Âdem (as) şöyle demiştir:
‘Ya Rabbi bir vasıta olmadan beni kendi ellerinle yaratmadın mı?’
Cenâb-ı Allah ‘Evet’ diye cevap vermiş.
-Ya Rabbi, bana ruhundan üflemedin mi?
- Evet.
- Beni cennetinde yerleştirmedin mi?
- Evet, iskan ettim.
- Ya Rabbi, rahmetin gadabını geçmiş değil midir?
- Evet geçti.
- Ya Rabbi, eğer ben tevbe eder ve hâlimi düzeltirsem beni cennete geri döndürür müsün?
- Evet döndürürüm.
İşte Cenâb-ı Hakk’ın ‘Âdem Rabbinden birtakım kelimeler aldı’ âyetinin manası budur.
Nehâî şöyle demiştir: İbni Abbas’a geldim ve ona ‘Âdem’in Rabbinden aldığı kelimeler ne idi?’ dedim. O da bana şu cevabı verdi: ‘Allahu Teâlâ Âdem (as) ile Havva’ya hacc ibâdetini öğretti, onlar da hacc ettiler. İşte bu kelimeler, hacc esnasında söylenen duâ ve zikirlerdir. Onlar haccı tamamlayınca, Allah (cc) onlara ‘Ben sizin tevbenizi kabul ettim’ diye vahyetti.’

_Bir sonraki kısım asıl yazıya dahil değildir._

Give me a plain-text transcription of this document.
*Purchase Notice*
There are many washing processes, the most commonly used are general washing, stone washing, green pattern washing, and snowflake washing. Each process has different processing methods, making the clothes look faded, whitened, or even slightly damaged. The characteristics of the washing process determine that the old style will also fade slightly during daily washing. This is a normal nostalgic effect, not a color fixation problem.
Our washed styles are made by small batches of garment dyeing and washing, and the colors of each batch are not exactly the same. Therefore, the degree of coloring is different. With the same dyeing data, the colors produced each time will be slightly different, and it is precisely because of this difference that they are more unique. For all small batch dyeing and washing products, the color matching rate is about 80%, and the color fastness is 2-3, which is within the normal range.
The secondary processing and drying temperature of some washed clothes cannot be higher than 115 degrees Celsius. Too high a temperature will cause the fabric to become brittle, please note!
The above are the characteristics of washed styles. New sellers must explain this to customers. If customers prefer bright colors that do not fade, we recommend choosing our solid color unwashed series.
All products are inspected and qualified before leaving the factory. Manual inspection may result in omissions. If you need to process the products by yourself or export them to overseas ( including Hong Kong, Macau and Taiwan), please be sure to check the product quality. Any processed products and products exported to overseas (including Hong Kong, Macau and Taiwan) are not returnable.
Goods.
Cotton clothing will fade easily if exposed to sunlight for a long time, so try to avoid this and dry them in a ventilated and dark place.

Ubeyd b. Umeyr, Hz. Âdem’in, Allah'tan aldığı sözlerin şunlar olduğunu söylemiştir: Âdem: ‘Ey Rabbim, benim işlemiş olduğum bu hatayı, benim alnıma beni yaratmadan önce sen mi yazdın, yoksa bunu ben kendim mi icad ettim?’ dedi. Allah: ‘Bunu, seni yaratmadan önce ben yazdım.’ dedi. Âdem de şöyle dedi: ‘Bunu bana yazdığın gibi tevbemi kabul et ve beni affet.’
Tevbe İlacı
Tevbe kökü ile istiğfar yaprağı karıştırılır... Kalb havanında tevhîd tokmağı ile dövüp, insaf eleğinden geçirilir, gözyaşıyla yoğrulur, aşk fırınında pişirilir... Akşam-sabah bol miktarda yenir...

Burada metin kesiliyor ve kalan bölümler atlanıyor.